LessWrong's 'Unmeasured' concept clarifies data gaps in research
A simple term for data you forgot to collect—and why it matters.
In a LessWrong post titled 'Data you could have observed but didn't,' author Gretta Duleba examines a common research predicament: you realize you should have collected a variable (like hair color) but didn't think of it in advance. This type of data isn't latent (unobservable in principle) nor merely 'unobserved' (which can conflate with latent variables). Duleba searches for precise terminology and finds that different fields have distinct labels. In econometrics, it's often called 'omitted' (as in omitted variable bias). Epidemiology and biostatistics use 'unmeasured variable.' Statistics as a whole has a subfield called 'Missing Data.'
Duleba settles on 'unmeasured' as a clean, intuitive term, noting that most people she works with mix terminology from mathematics, physics, engineering, and other fields, creating confusion. A commenter, DaemonicSigil, suggests 'unrecorded' as another candidate. The post underscores the importance of shared language in research and highlights how even simple gaps in data collection can benefit from standardized labels.
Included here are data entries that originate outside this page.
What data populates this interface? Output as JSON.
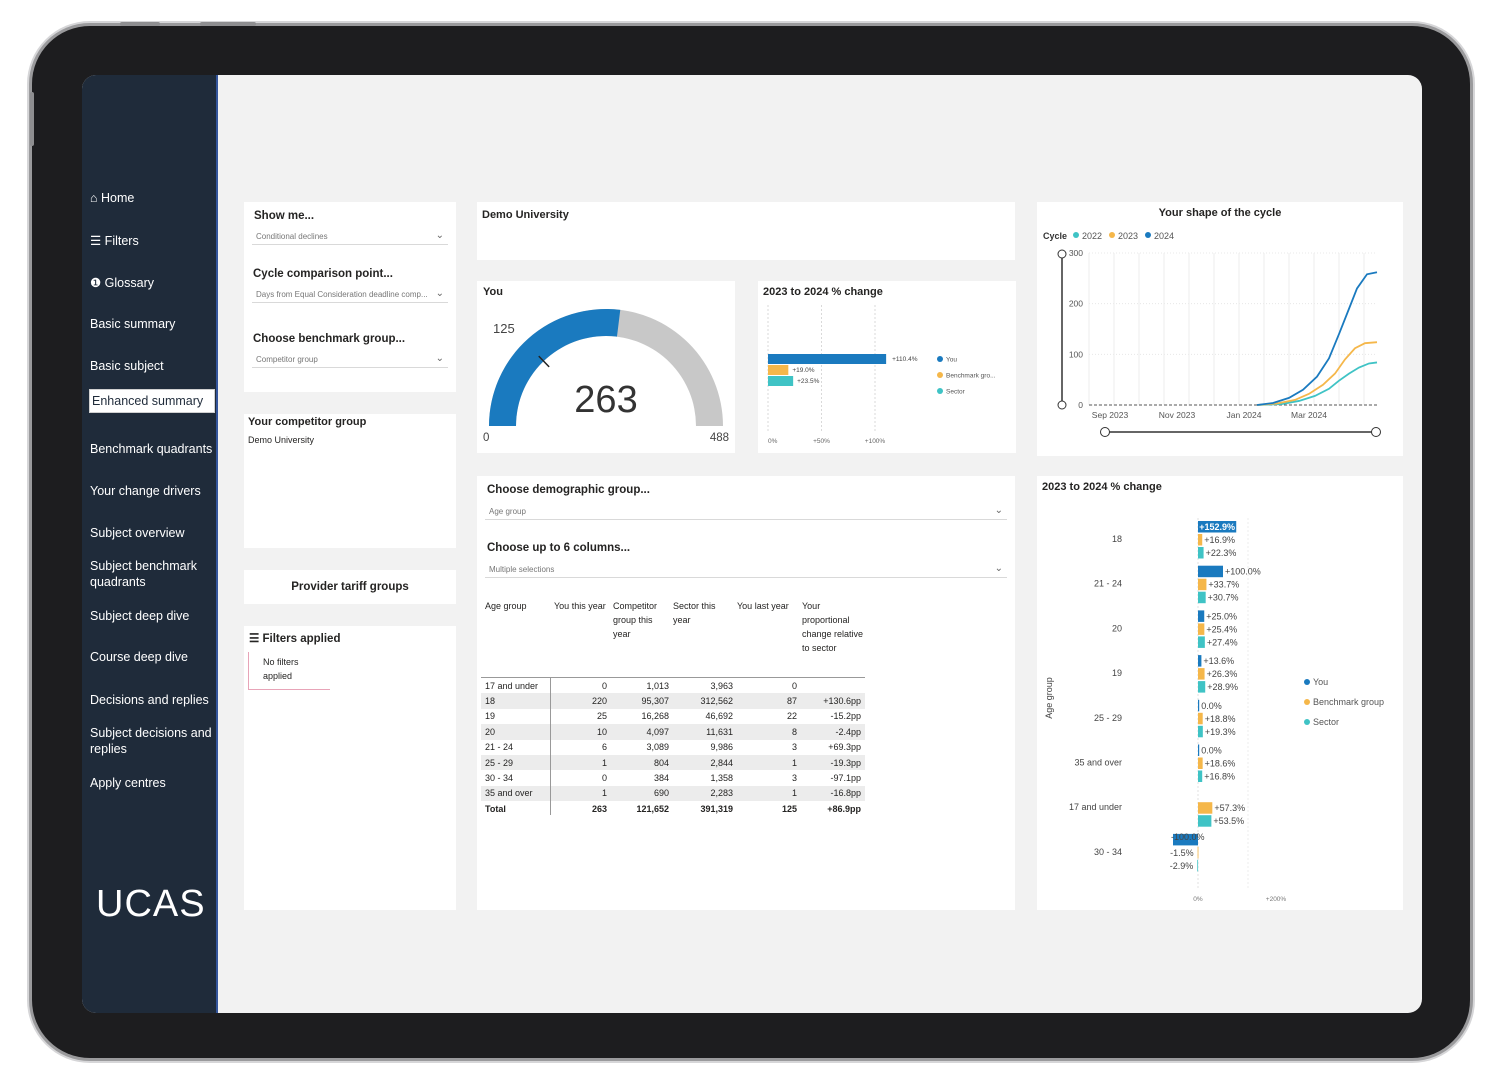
{
  "nav": [
    "⌂ Home",
    "☰ Filters",
    "❶ Glossary",
    "Basic summary",
    "Basic subject",
    "Enhanced summary",
    "Benchmark quadrants",
    "Your change drivers",
    "Subject overview",
    "Subject benchmark quadrants",
    "Subject deep dive",
    "Course deep dive",
    "Decisions and replies",
    "Subject decisions and replies",
    "Apply centres"
  ],
  "nav_active": "Enhanced summary",
  "logo": "UCAS",
  "filters": {
    "show_me_label": "Show me...",
    "show_me_value": "Conditional declines",
    "cycle_label": "Cycle comparison point...",
    "cycle_value": "Days from Equal Consideration deadline comp...",
    "benchmark_label": "Choose benchmark group...",
    "benchmark_value": "Competitor group"
  },
  "competitor": {
    "title": "Your competitor group",
    "value": "Demo University"
  },
  "tariff": {
    "title": "Provider tariff groups"
  },
  "applied": {
    "title": "☰ Filters applied",
    "line1": "No filters",
    "line2": "applied"
  },
  "provider": {
    "name": "Demo University"
  },
  "gauge": {
    "title": "You",
    "value": "263",
    "min": "0",
    "max": "488",
    "target": "125"
  },
  "change_small": {
    "title": "2023 to 2024 % change",
    "bars": [
      {
        "label": "+110.4%",
        "value": 110.4,
        "color": "#1a7abf"
      },
      {
        "label": "+19.0%",
        "value": 19.0,
        "color": "#f5b74a"
      },
      {
        "label": "+23.5%",
        "value": 23.5,
        "color": "#3fc3c5"
      }
    ],
    "axis": [
      "0%",
      "+50%",
      "+100%"
    ],
    "legend": [
      "You",
      "Benchmark gro...",
      "Sector"
    ]
  },
  "shape": {
    "title": "Your shape of the cycle",
    "legend_title": "Cycle",
    "legend": [
      "2022",
      "2023",
      "2024"
    ],
    "yticks": [
      "300",
      "200",
      "100",
      "0"
    ],
    "xticks": [
      "Sep 2023",
      "Nov 2023",
      "Jan 2024",
      "Mar 2024"
    ]
  },
  "demo": {
    "group_label": "Choose demographic group...",
    "group_value": "Age group",
    "cols_label": "Choose up to 6 columns...",
    "cols_value": "Multiple selections"
  },
  "table": {
    "headers": [
      "Age group",
      "You this year",
      "Competitor group this year",
      "Sector this year",
      "You last year",
      "Your proportional change relative to sector"
    ],
    "rows": [
      [
        "17 and under",
        "0",
        "1,013",
        "3,963",
        "0",
        ""
      ],
      [
        "18",
        "220",
        "95,307",
        "312,562",
        "87",
        "+130.6pp"
      ],
      [
        "19",
        "25",
        "16,268",
        "46,692",
        "22",
        "-15.2pp"
      ],
      [
        "20",
        "10",
        "4,097",
        "11,631",
        "8",
        "-2.4pp"
      ],
      [
        "21 - 24",
        "6",
        "3,089",
        "9,986",
        "3",
        "+69.3pp"
      ],
      [
        "25 - 29",
        "1",
        "804",
        "2,844",
        "1",
        "-19.3pp"
      ],
      [
        "30 - 34",
        "0",
        "384",
        "1,358",
        "3",
        "-97.1pp"
      ],
      [
        "35 and over",
        "1",
        "690",
        "2,283",
        "1",
        "-16.8pp"
      ],
      [
        "Total",
        "263",
        "121,652",
        "391,319",
        "125",
        "+86.9pp"
      ]
    ]
  },
  "change_big": {
    "title": "2023 to 2024 % change",
    "ylabel": "Age group",
    "groups": [
      {
        "name": "18",
        "you": "+152.9%",
        "bench": "+16.9%",
        "sector": "+22.3%"
      },
      {
        "name": "21 - 24",
        "you": "+100.0%",
        "bench": "+33.7%",
        "sector": "+30.7%"
      },
      {
        "name": "20",
        "you": "+25.0%",
        "bench": "+25.4%",
        "sector": "+27.4%"
      },
      {
        "name": "19",
        "you": "+13.6%",
        "bench": "+26.3%",
        "sector": "+28.9%"
      },
      {
        "name": "25 - 29",
        "you": "0.0%",
        "bench": "+18.8%",
        "sector": "+19.3%"
      },
      {
        "name": "35 and over",
        "you": "0.0%",
        "bench": "+18.6%",
        "sector": "+16.8%"
      },
      {
        "name": "17 and under",
        "you": "",
        "bench": "+57.3%",
        "sector": "+53.5%"
      },
      {
        "name": "30 - 34",
        "you": "-100.0%",
        "bench": "-1.5%",
        "sector": "-2.9%"
      }
    ],
    "axis": [
      "0%",
      "+200%"
    ],
    "legend": [
      "You",
      "Benchmark group",
      "Sector"
    ]
  },
  "chart_data": [
    {
      "type": "bar",
      "title": "2023 to 2024 % change",
      "categories": [
        "You",
        "Benchmark gro...",
        "Sector"
      ],
      "values": [
        110.4,
        19.0,
        23.5
      ]
    },
    {
      "type": "line",
      "title": "Your shape of the cycle",
      "x": [
        "Sep 2023",
        "Nov 2023",
        "Jan 2024",
        "Mar 2024"
      ],
      "ylim": [
        0,
        300
      ],
      "series": [
        {
          "name": "2022",
          "values": [
            0,
            0,
            10,
            85
          ]
        },
        {
          "name": "2023",
          "values": [
            0,
            0,
            15,
            125
          ]
        },
        {
          "name": "2024",
          "values": [
            0,
            0,
            20,
            263
          ]
        }
      ]
    },
    {
      "type": "bar",
      "title": "2023 to 2024 % change",
      "ylabel": "Age group",
      "categories": [
        "18",
        "21 - 24",
        "20",
        "19",
        "25 - 29",
        "35 and over",
        "17 and under",
        "30 - 34"
      ],
      "series": [
        {
          "name": "You",
          "values": [
            152.9,
            100.0,
            25.0,
            13.6,
            0.0,
            0.0,
            null,
            -100.0
          ]
        },
        {
          "name": "Benchmark group",
          "values": [
            16.9,
            33.7,
            25.4,
            26.3,
            18.8,
            18.6,
            57.3,
            -1.5
          ]
        },
        {
          "name": "Sector",
          "values": [
            22.3,
            30.7,
            27.4,
            28.9,
            19.3,
            16.8,
            53.5,
            -2.9
          ]
        }
      ]
    }
  ]
}
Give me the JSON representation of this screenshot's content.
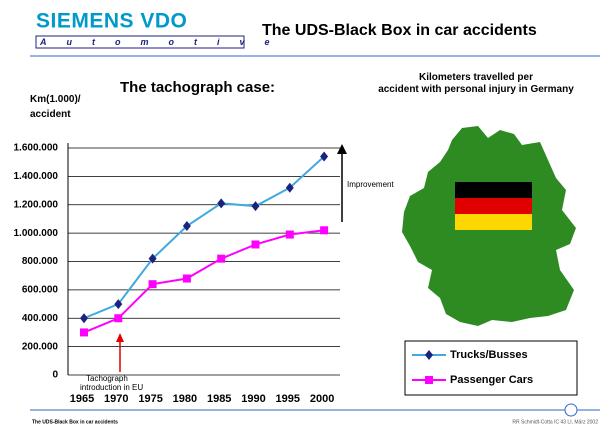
{
  "header": {
    "logo": "SIEMENS VDO",
    "logo_sub": "Automotive",
    "title": "The UDS-Black Box in car accidents"
  },
  "map_caption": "Kilometers travelled per accident with personal injury in Germany",
  "footer": {
    "left": "The UDS-Black Box in car accidents",
    "right": "RR Schmidt-Cotta IC 43 LI, März 2002"
  },
  "chart_data": {
    "type": "line",
    "title": "The tachograph case:",
    "y_label": "Km(1.000)/ accident",
    "categories": [
      "1965",
      "1970",
      "1975",
      "1980",
      "1985",
      "1990",
      "1995",
      "2000"
    ],
    "series": [
      {
        "name": "Trucks/Busses",
        "color": "#3fa9e0",
        "marker_color": "#1a237e",
        "marker": "diamond",
        "values": [
          400000,
          500000,
          820000,
          1050000,
          1210000,
          1190000,
          1320000,
          1540000
        ]
      },
      {
        "name": "Passenger Cars",
        "color": "#ff00ff",
        "marker_color": "#ff00ff",
        "marker": "square",
        "values": [
          300000,
          400000,
          640000,
          680000,
          820000,
          920000,
          990000,
          1020000
        ]
      }
    ],
    "ylim": [
      0,
      1600000
    ],
    "yticks": [
      0,
      {
        "value": 200000,
        "label": "200.000"
      },
      {
        "value": 400000,
        "label": "400.000"
      },
      {
        "value": 600000,
        "label": "600.000"
      },
      {
        "value": 800000,
        "label": "800.000"
      },
      {
        "value": 1000000,
        "label": "1.000.000"
      },
      {
        "value": 1200000,
        "label": "1.200.000"
      },
      {
        "value": 1400000,
        "label": "1.400.000"
      },
      {
        "value": 1600000,
        "label": "1.600.000"
      }
    ],
    "grid": true,
    "legend": "lower right",
    "annotations": {
      "improvement": "Improvement",
      "tachograph": "Tachograph introduction in EU"
    }
  }
}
Duleba also reveals that she verified her findings by asking two different LLMs and cross-checking their answers.
- Gretta Duleba identifies a vocabulary gap for data that could have been observed but wasn't collected.
- Different fields use different terms: 'omitted' (econometrics), 'unmeasured variable' (epidemiology), 'missing data' (statistics).
- Duleba proposes 'unmeasured' as the best catch-all; commenter suggests 'unrecorded' as an alternative.
Why It Matters
Precise terminology helps researchers avoid confusion and improve study design and data collection.